English cricketer (born 2002)

Cassidy Mae McCarthy (born 23 July 2002) is an English cricketer who currently plays for The Blaze and Sunrisers Leeds. A right-arm medium bowler, McCarthy has previously played for Sussex, Southern Vipers and Trent Rockets.

==Early life==
McCarthy was born on 23 July 2002 in Crowborough, East Sussex and attended St Gregory's Catholic School in Royal Tunbridge Wells. She studies at Loughborough University. Her father was former Republic of Ireland under-21 international footballer Paul McCarthy.

==Domestic career==
McCarthy made her county debut in 2017, for Sussex against Berkshire. She took six wickets at an average of 19.50 in the 2019 Women's County Championship. In the 2021 Women's Twenty20 Cup, she took 4/28 from her four overs in a match against Middlesex.

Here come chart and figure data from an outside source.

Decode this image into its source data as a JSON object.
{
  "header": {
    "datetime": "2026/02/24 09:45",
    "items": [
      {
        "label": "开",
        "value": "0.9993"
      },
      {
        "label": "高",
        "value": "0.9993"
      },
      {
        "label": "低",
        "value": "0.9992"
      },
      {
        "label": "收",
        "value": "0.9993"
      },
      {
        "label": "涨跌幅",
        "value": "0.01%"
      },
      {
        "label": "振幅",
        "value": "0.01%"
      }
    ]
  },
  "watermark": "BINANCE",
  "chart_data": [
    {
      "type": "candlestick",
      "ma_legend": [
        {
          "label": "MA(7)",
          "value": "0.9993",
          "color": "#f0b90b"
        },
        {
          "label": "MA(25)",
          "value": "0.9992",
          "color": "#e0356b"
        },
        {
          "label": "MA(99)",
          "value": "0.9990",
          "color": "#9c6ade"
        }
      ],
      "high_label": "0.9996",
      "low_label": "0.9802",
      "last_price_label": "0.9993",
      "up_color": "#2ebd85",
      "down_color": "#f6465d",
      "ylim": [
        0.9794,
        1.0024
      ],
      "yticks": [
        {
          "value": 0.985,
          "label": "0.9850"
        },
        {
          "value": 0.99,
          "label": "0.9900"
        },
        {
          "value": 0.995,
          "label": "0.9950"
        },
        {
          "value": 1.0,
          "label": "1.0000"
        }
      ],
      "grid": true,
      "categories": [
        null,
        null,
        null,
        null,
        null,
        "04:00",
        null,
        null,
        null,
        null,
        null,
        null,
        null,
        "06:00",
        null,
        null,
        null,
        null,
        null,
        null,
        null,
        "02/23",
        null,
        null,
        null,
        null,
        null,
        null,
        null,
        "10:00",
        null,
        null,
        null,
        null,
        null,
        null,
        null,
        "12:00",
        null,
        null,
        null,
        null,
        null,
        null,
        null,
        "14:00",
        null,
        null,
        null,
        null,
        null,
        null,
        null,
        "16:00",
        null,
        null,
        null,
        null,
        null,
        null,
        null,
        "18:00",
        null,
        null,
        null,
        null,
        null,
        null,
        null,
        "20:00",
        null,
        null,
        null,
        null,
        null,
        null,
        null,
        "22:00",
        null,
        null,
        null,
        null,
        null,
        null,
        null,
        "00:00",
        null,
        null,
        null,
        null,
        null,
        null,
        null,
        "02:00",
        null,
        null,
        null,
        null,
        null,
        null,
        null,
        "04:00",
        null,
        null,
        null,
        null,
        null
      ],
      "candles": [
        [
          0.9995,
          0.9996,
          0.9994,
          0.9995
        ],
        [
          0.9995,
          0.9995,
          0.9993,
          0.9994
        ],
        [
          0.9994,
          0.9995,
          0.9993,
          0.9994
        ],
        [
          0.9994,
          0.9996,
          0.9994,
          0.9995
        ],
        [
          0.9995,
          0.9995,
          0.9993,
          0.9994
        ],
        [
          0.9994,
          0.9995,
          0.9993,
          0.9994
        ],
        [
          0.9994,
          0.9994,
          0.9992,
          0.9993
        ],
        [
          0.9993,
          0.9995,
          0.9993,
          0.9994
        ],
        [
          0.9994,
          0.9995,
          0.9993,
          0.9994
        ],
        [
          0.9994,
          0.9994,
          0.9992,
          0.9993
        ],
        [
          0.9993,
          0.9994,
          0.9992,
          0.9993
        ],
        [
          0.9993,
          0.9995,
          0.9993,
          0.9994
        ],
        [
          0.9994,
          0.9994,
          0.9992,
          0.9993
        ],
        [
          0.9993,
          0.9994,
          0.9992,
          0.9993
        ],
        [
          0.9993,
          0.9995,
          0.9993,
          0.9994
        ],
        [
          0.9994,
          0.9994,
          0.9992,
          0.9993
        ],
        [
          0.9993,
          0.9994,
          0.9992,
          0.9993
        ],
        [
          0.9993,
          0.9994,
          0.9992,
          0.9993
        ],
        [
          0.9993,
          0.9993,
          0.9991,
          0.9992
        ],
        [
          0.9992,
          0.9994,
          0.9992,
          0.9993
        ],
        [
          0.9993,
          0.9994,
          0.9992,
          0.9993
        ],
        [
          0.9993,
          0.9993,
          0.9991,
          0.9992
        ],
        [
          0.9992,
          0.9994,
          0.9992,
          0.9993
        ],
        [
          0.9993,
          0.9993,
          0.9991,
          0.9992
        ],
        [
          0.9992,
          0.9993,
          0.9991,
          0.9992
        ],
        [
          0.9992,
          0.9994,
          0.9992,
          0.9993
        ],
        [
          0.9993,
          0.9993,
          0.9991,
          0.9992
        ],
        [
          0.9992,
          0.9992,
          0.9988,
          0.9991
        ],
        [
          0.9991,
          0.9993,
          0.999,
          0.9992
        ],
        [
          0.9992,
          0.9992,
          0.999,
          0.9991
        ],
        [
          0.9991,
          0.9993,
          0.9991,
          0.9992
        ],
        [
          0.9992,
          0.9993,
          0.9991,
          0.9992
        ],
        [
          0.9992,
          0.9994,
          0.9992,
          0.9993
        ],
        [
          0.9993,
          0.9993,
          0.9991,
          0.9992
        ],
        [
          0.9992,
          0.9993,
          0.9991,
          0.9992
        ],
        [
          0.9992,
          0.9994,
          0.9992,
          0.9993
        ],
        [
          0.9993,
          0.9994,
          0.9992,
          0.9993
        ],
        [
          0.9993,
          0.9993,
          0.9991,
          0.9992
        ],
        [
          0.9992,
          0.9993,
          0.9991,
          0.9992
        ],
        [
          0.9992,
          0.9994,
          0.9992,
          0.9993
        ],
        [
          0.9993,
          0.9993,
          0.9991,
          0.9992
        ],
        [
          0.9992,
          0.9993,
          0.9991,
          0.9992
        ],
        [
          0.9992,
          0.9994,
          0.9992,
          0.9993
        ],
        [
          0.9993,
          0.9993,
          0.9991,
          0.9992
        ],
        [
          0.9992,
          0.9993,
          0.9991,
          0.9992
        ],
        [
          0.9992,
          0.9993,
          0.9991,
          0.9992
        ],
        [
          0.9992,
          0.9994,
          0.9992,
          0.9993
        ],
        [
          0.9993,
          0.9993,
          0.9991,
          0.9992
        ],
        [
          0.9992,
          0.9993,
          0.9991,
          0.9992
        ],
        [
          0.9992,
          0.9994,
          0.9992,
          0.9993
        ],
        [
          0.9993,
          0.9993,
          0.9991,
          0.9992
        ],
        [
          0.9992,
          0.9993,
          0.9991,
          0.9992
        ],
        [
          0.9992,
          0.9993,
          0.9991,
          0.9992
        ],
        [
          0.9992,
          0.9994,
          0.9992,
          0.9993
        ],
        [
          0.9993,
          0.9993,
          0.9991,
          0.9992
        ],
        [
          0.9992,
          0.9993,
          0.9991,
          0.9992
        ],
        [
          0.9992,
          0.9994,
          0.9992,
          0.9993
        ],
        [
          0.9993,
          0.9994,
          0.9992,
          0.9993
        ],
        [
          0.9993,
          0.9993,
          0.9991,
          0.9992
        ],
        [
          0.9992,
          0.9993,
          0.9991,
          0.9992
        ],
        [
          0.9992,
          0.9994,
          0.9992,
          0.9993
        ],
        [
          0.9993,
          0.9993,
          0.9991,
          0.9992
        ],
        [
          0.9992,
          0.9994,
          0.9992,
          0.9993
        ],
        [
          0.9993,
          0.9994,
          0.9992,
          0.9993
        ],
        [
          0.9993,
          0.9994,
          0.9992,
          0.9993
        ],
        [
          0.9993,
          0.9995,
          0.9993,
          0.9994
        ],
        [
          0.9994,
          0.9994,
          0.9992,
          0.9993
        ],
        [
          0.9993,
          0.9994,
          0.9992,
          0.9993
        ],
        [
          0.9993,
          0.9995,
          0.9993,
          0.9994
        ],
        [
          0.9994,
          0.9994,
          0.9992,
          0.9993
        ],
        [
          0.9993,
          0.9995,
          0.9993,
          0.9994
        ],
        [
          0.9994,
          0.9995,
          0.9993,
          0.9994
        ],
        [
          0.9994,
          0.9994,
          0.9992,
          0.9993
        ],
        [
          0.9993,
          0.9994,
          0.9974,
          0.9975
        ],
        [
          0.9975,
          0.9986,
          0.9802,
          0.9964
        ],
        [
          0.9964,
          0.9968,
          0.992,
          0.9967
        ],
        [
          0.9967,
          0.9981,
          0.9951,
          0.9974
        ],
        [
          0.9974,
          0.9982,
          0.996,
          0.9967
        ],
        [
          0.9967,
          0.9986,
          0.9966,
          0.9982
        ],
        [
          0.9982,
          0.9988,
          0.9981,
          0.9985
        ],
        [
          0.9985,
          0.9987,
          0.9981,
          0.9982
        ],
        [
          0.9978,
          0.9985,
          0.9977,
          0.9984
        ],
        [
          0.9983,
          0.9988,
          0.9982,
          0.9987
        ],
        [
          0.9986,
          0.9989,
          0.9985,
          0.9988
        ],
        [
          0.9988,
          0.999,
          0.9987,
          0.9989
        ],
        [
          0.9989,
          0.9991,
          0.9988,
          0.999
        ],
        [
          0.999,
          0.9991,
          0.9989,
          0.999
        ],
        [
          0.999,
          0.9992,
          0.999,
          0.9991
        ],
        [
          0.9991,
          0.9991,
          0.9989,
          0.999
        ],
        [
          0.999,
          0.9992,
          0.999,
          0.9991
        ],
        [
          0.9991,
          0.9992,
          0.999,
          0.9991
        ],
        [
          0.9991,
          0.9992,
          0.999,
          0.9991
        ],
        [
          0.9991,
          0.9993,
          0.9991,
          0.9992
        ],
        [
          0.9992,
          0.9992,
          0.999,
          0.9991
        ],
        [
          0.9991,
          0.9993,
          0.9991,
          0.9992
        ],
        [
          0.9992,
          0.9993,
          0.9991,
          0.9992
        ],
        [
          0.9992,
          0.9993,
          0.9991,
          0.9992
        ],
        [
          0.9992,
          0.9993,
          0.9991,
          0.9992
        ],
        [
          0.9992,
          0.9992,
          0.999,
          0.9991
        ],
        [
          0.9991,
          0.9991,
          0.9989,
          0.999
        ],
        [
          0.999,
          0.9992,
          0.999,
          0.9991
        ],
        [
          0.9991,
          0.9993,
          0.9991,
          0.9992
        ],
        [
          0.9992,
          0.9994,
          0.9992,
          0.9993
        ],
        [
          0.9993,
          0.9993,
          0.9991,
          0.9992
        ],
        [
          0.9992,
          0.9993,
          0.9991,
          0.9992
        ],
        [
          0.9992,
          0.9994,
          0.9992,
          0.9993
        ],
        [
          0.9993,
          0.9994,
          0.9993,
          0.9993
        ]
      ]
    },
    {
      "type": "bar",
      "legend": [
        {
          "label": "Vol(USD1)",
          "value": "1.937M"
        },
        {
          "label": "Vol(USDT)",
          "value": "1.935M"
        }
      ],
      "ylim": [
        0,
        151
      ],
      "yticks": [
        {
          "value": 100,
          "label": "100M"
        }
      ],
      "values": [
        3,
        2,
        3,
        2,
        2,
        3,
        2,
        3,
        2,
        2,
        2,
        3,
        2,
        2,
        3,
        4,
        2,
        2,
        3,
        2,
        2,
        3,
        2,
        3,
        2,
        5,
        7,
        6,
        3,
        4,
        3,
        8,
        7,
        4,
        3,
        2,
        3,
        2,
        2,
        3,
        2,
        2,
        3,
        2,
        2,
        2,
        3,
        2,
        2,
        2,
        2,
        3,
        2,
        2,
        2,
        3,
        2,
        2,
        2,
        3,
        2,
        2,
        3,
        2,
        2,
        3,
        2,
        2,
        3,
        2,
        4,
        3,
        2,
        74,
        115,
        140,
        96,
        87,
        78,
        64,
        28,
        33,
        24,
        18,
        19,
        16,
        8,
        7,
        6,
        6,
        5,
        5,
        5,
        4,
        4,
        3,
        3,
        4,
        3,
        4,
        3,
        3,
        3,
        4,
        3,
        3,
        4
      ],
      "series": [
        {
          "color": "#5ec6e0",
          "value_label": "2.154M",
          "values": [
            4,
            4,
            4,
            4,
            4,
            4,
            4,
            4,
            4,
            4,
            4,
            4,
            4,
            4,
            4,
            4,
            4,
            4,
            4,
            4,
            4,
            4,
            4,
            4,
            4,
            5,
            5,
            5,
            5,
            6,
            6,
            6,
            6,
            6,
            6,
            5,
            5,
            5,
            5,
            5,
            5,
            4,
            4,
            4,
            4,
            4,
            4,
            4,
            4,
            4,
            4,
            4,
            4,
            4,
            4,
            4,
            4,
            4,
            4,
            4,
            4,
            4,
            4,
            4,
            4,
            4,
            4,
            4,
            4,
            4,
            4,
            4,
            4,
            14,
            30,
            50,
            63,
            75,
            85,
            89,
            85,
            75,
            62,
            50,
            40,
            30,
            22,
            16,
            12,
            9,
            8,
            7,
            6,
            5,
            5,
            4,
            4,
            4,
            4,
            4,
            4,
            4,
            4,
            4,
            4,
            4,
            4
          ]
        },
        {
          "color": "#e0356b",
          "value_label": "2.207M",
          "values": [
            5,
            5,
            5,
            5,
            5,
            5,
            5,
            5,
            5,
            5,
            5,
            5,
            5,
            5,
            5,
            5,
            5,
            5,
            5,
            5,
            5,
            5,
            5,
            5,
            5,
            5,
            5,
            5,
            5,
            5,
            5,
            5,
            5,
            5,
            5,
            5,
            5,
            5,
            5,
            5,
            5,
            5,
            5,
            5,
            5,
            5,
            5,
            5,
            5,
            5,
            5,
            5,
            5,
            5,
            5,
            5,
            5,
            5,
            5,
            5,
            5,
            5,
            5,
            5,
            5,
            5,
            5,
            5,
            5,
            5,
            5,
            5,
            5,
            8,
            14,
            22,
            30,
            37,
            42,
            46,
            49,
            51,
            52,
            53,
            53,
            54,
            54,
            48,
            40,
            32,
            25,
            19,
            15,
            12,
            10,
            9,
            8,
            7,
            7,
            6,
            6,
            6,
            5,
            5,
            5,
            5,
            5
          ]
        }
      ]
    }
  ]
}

McCarthy was named in the Southern Vipers squad in 2020 and 2021, but did not play a match for the side in either season. She was moved to the side's Academy squad for the 2022 season. In November 2022, it was announced that McCarthy had signed a winter retainer contract at The Blaze. She made her debut for the side on 7 July 2023, against Northern Diamonds in the Rachael Heyhoe Flint Trophy. She played two matches overall for the side that season, taking two wickets. She also played two matches for Trent Rockets in The Hundred. In 2024, she played 12 matches for The Blaze, all in the Rachael Heyhoe Flint Trophy, taking 5 wickets. McCarthy signed a new two-year contract with The Blaze in August 2024. She agreed a one-year extension with The Blaze in April 2026 and was selected by Sunrisers Leeds on a £65,000 fee for that year's edition of The Hundred.